Thomas O'Halloran
Research
Chemistry
(Research Description PDF)
The O’Halloran laboratory focuses on de-veloping a quantitative understanding of the regulatory roles of transition metals in controlling cellular physiology. Each cell must acquire millions (bacteria) to billions (eukaryotes) of metal ions, monitor, and balance the levels of these ions to prevent excessive accumulation while simultaneously keeping metals flowing into essential catalytic and signaling processes. My highest priority is training the next generation of scientists to become rigorous and creative experts who can guide discovery at the interface of the physical and biological sciences. The trans-disciplinary training in my lab both prepares and enables students to solve some of the most challenging and pressing problems in chemical, biological, and biomedical research.
Quantitative Inorganic Physiology. Imagine being able to count the atoms of the essential elements from the single-cell level, in subcellular compartments, and at the tissue-level. Then imagine measuring the changes in the distribution and activity of metal ions in response to environmental and developmental signals as cellular cues for fundamental processes. This nascent field of inorganic physiology intersects the traditional disciplines of chemistry and biology and harmonizes with cutting-edge elemental mapping technologies developed with physicists and analytical chemists at the helm. We are developing quantitative analytical techniques along several thrusts, including single-cell mass spectrometry, X-ray fluorescence microscopy, and laser ablation time-of-flight mass spectrometry.
Regulatory Metal Fluxes Controlling Cell Cycle Progression. Using our new zinc-specific probes and synchrotron X-ray fluorescence microscopy, we developed novel imaging methods and discovered that zinc fluxes in the mammalian egg regulate both the exit from the meiotic cell cycle and the resumption of mitosis upon fertilization. Most strikingly, fertilization of a mammalian egg initiates a series of ‘zinc sparks’, rapid exocytosis of over 10 billion zinc ions, that are necessary to induce the egg-to-embryo transition. Very recently, we have discovered that zinc sparks are not only conserved in the amphibian Xenopus laevis, but fertilization also triggers a loss of intracellular manganese to prevent polyspermy.

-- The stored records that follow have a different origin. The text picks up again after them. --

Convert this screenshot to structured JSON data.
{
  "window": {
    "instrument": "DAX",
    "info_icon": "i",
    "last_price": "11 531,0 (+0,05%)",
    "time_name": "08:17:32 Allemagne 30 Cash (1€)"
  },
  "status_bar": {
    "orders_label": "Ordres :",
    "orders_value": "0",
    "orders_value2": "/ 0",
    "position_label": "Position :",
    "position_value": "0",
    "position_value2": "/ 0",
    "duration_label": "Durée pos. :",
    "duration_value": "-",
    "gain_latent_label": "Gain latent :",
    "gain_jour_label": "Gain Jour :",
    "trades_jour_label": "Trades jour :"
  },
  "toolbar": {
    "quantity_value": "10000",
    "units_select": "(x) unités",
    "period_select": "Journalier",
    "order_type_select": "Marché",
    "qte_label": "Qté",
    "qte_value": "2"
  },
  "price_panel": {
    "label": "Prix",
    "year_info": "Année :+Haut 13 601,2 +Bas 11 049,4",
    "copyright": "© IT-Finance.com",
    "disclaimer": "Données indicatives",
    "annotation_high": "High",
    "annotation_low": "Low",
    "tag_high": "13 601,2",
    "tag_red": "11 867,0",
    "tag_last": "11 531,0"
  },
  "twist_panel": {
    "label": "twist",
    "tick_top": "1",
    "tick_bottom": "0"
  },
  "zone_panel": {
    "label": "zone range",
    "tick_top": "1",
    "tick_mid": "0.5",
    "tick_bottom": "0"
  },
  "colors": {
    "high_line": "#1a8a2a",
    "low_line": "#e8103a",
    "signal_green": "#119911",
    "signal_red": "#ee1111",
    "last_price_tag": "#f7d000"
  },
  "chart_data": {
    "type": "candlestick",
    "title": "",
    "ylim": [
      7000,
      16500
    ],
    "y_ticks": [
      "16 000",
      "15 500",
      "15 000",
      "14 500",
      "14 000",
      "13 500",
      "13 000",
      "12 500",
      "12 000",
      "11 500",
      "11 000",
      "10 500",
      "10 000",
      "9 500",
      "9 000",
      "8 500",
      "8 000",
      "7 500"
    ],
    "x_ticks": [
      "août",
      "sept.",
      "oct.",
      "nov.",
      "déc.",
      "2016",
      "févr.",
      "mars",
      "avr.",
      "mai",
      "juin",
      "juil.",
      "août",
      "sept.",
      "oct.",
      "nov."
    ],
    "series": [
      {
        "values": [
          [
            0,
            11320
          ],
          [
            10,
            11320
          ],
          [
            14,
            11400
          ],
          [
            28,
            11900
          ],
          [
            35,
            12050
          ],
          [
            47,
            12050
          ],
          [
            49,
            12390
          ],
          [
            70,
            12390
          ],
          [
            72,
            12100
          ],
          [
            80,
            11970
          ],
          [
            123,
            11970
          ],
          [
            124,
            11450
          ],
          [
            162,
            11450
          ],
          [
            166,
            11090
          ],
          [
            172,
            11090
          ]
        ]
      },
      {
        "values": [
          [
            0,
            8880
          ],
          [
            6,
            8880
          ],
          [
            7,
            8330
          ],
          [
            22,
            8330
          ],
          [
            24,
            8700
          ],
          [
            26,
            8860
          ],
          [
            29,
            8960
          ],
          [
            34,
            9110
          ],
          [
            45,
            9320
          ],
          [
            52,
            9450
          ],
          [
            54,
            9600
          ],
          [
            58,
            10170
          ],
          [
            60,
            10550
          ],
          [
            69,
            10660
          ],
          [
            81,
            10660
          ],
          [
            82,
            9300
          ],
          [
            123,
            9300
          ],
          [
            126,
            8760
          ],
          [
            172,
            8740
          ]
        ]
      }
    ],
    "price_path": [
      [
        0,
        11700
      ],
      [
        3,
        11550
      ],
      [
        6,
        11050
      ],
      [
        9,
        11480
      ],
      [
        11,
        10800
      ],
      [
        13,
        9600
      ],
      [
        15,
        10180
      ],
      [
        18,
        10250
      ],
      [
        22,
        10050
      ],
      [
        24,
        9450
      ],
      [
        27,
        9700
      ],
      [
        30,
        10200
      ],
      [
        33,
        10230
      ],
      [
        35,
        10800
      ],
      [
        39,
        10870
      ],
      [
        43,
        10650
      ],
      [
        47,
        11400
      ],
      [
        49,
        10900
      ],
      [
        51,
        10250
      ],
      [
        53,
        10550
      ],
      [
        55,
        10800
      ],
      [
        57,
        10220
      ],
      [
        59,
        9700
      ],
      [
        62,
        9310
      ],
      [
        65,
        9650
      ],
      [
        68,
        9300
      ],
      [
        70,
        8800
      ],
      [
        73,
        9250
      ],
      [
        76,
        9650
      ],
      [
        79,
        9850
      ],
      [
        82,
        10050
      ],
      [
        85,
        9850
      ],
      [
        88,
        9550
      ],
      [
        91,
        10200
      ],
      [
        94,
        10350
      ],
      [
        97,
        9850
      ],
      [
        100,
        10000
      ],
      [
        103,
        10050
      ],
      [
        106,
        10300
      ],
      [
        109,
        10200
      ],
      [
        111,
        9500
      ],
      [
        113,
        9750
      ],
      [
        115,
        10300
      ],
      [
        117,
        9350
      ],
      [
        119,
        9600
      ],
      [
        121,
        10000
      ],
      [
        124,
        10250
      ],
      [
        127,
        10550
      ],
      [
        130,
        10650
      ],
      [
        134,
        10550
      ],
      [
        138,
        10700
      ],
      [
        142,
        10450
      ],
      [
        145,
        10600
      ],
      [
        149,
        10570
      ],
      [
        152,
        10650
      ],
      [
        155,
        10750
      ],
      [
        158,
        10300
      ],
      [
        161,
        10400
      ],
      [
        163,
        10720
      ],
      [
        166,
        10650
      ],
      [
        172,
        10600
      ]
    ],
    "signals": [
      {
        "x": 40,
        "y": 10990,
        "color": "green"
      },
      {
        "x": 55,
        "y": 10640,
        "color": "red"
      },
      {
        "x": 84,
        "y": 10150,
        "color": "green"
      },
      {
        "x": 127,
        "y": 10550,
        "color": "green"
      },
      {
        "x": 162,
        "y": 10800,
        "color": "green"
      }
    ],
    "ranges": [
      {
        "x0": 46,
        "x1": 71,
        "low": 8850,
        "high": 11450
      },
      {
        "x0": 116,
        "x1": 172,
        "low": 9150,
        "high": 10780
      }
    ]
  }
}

Biological Inorganic Chemistry of Cancer. Insights into the inorganic chemistry of the cell have led to the development of new therapeutic agents. Cisplatin and arsenic trioxide are anti-cancer drugs that both induce apoptotic cell death, but through different biochemical pathways. To improve the efficacies of these two drugs, the O’Halloran group utilized a nanomaterials approach to co-encapsulate high levels of arsenous acids and aqua-cisplatin into 100 nm liposomes that are stable in serum but release their drug in the low-pH endosome of tumor cells. In a separate coordination chemistry approach, we developed arsenoplatin, an arsenous acid-platinum complex that shows significant biological activity in several cancer cell lines and with activity distinct from cisplatin and arsenic trioxide individually.
Metal fluxes controlling fertilization. Left: live-cell fluorescence zinc imaging demonstrates that fertilization of X. laevis oocytes induces a zinc spark, which was first observed in mammalian models (Seeler et al., Nat. Chem. 2021). Middle and Right: to quantify and map labile pools of metals, our lab develops metal-responsive probes, such as the ZincBY family of zinc-responsive fluorescent probes (Garwin et al. J. Am. Chem. Soc. 2019).